By Dr. Kevin Hankins
DVM, MBA, Senior Technical Services Veterinarian, Zoetis
You know your horse better than anyone. When he begins not acting like himself and showing clinical signs of illness, you fear he’s been exposed to disease. Normally, within 24 to 48 hours of exposure, infected horses begin to demonstrate coughing, fever, depression and decreased feed intake.
What should you do if your horse was exposed to disease?
• Immediately isolate the horse. If you have concerns your horse was exposed to disease, isolate him immediately from all other horses and implement biosecurity management practices, as outlined by the American Association of Equine Practitioners.

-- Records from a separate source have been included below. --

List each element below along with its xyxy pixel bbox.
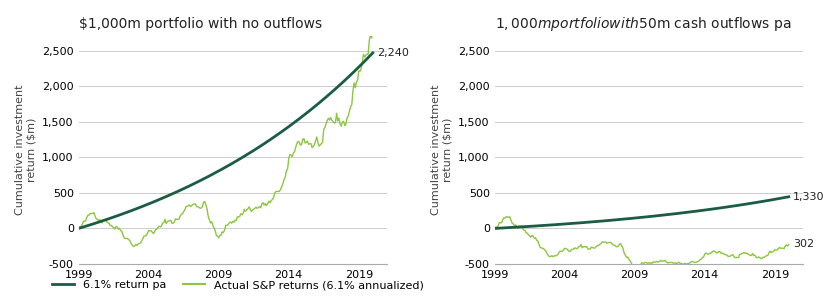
Text: 2,240: 2,240 (377, 48, 409, 58)
Legend: 6.1% return pa, Actual S&P returns (6.1% annualized): 6.1% return pa, Actual S&P returns (6.1%… (48, 276, 428, 294)
Y-axis label: Cumulative investment
return ($m): Cumulative investment return ($m) (431, 85, 453, 215)
Text: 1,330: 1,330 (793, 192, 824, 202)
Text: $1,000m portfolio with $50m cash outflows pa: $1,000m portfolio with $50m cash outflow… (495, 15, 791, 33)
Text: $1,000m portfolio with no outflows: $1,000m portfolio with no outflows (79, 17, 322, 31)
Text: 302: 302 (793, 239, 814, 249)
Y-axis label: Cumulative investment
return ($m): Cumulative investment return ($m) (15, 85, 37, 215)
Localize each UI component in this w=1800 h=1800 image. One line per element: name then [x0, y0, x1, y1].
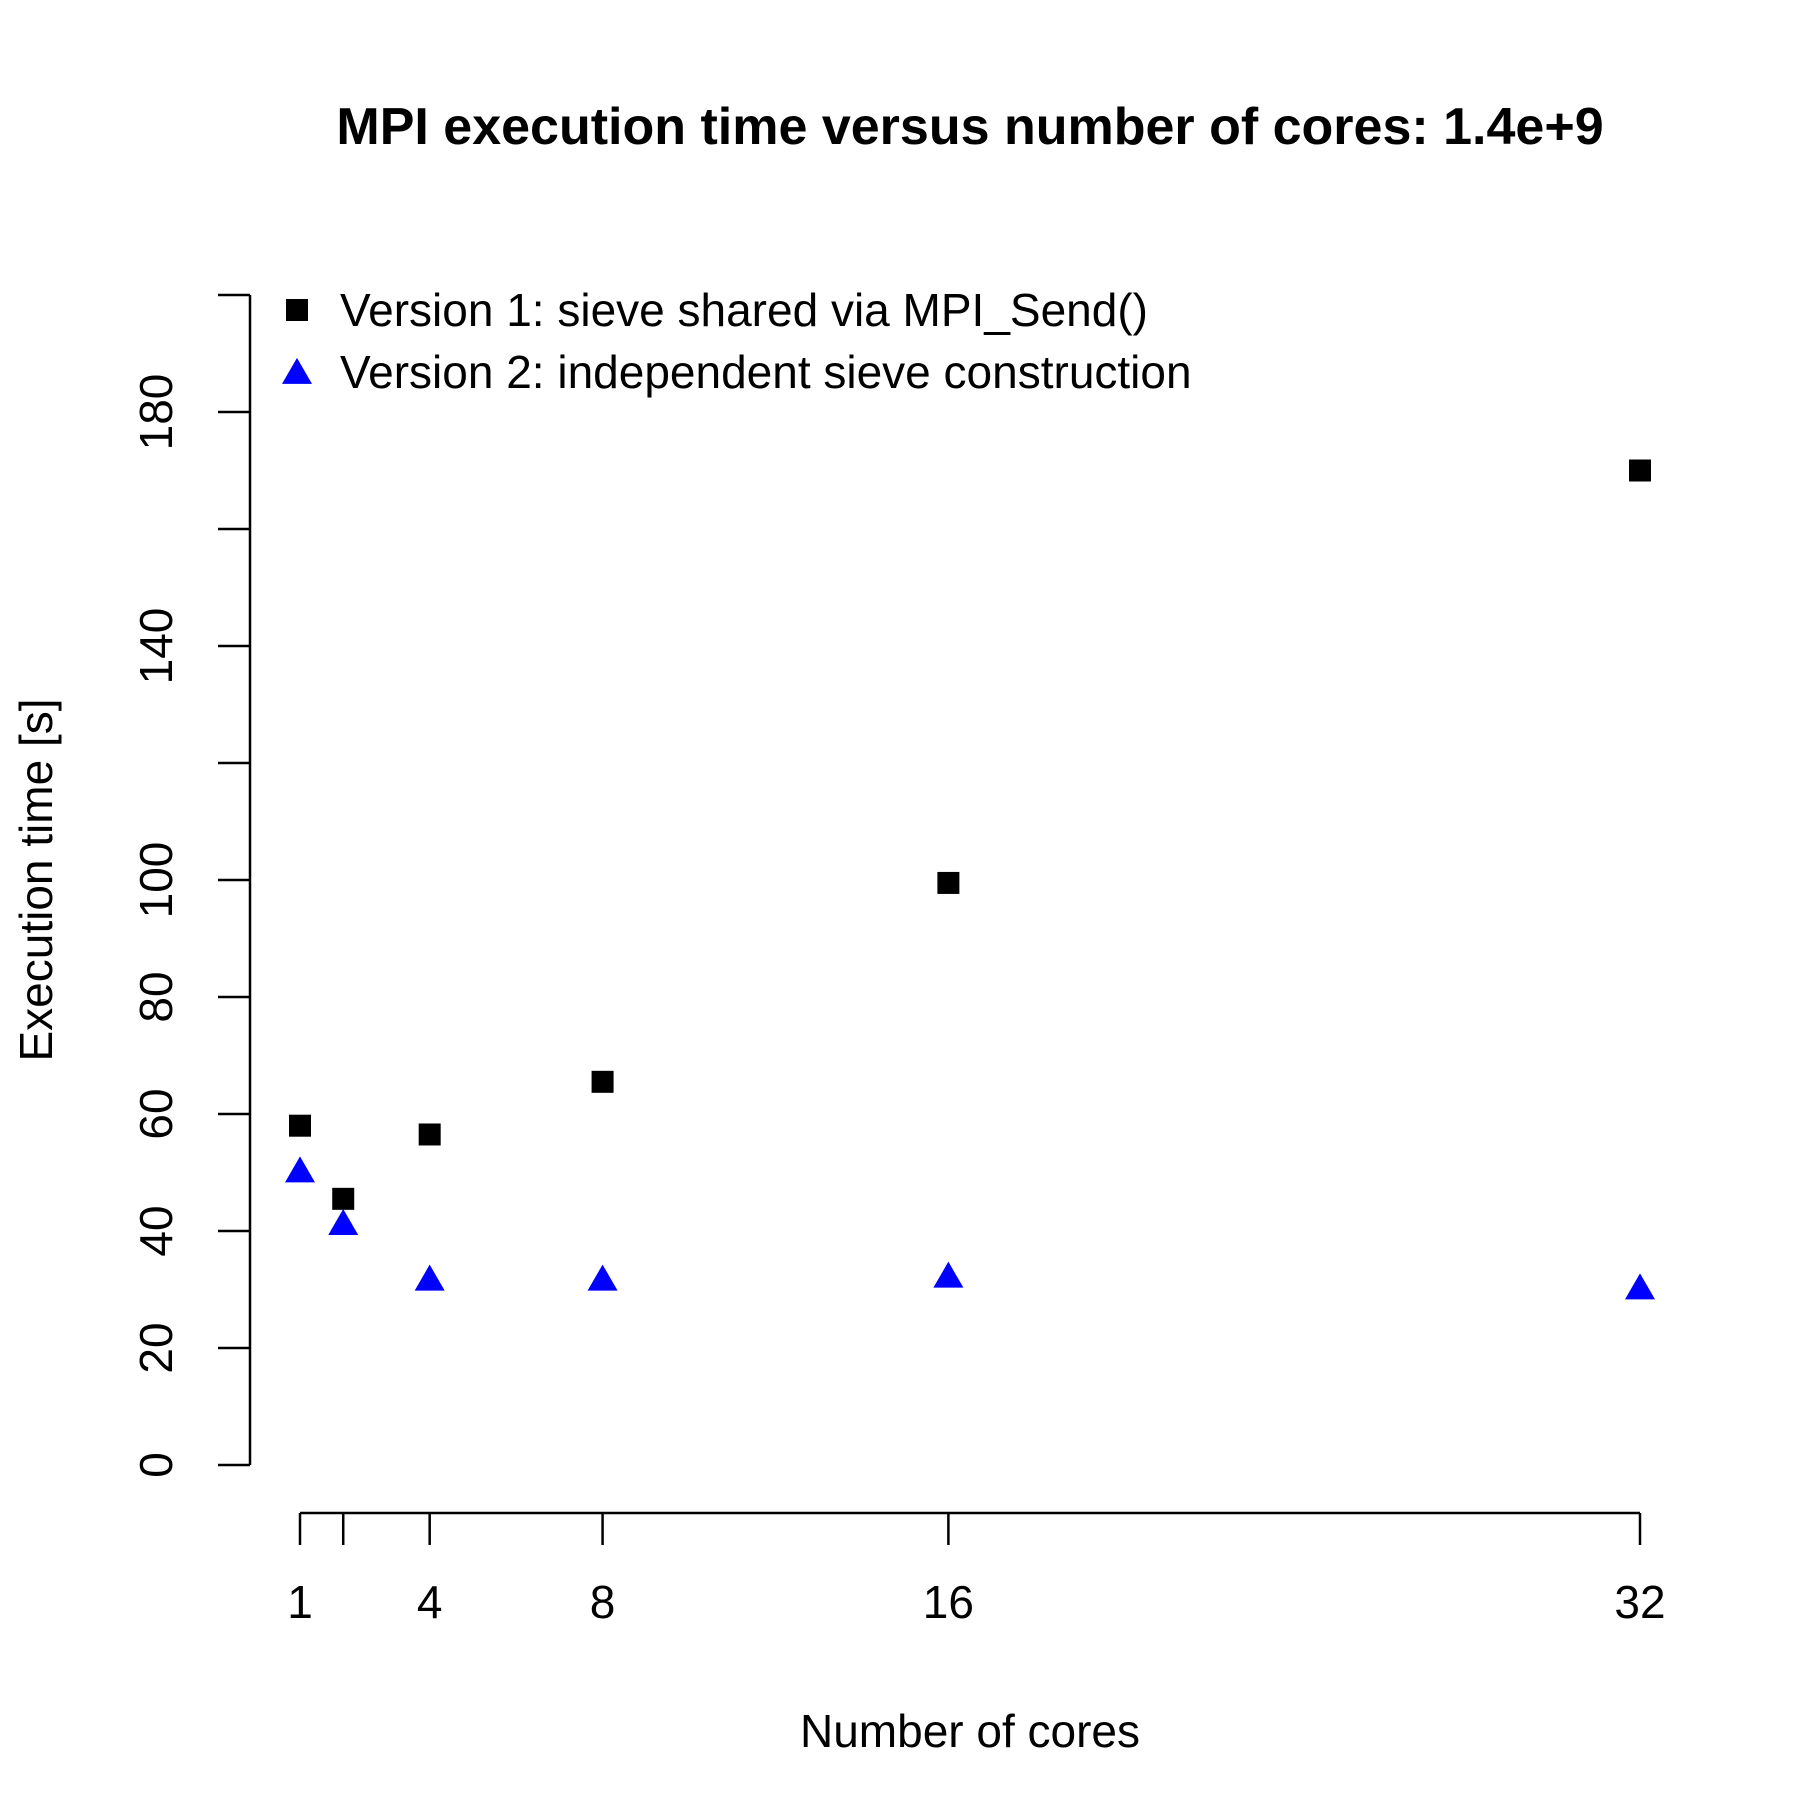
y-tick-label: 0 [130, 1452, 182, 1478]
chart-title: MPI execution time versus number of core… [336, 98, 1603, 156]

• Call your veterinarian. Involve your veterinarian as soon as possible to help limit disease progression and time out of the saddle.
• Determine the disease. Work with your veterinarian to implement diagnostic testing, which involves a wide range of screening tests to quickly diagnose disease, allowing rapid treatment for your horse.
• Keep a close watch on your horse. Isolate him for at least two weeks — no less than three weeks if diagnosed with strangles. With strangles, your horse may require diagnostics and nasal swabs to ensure he’s clear of Streptococcus equi bacteria before exposure or turnout with other horses. In any case, take your horse’s temperature twice daily and closely monitor his feed and water intake.
• Help protect against future disease risks. Work with your veterinarian to develop a comprehensive vaccination program for your horse.
For the best disease protection, work proactively alongside your veterinarian to vaccinate your horse annually against the five core equine diseases: Eastern and Western equine encephalomyelitis, rabies, tetanus and West Nile. Consider your horse’s lifestyle and discuss with your veterinarian if he may benefit from risk-based vaccinations to help protect against diseases such as equine influenza, equine herpesvirus or strangles.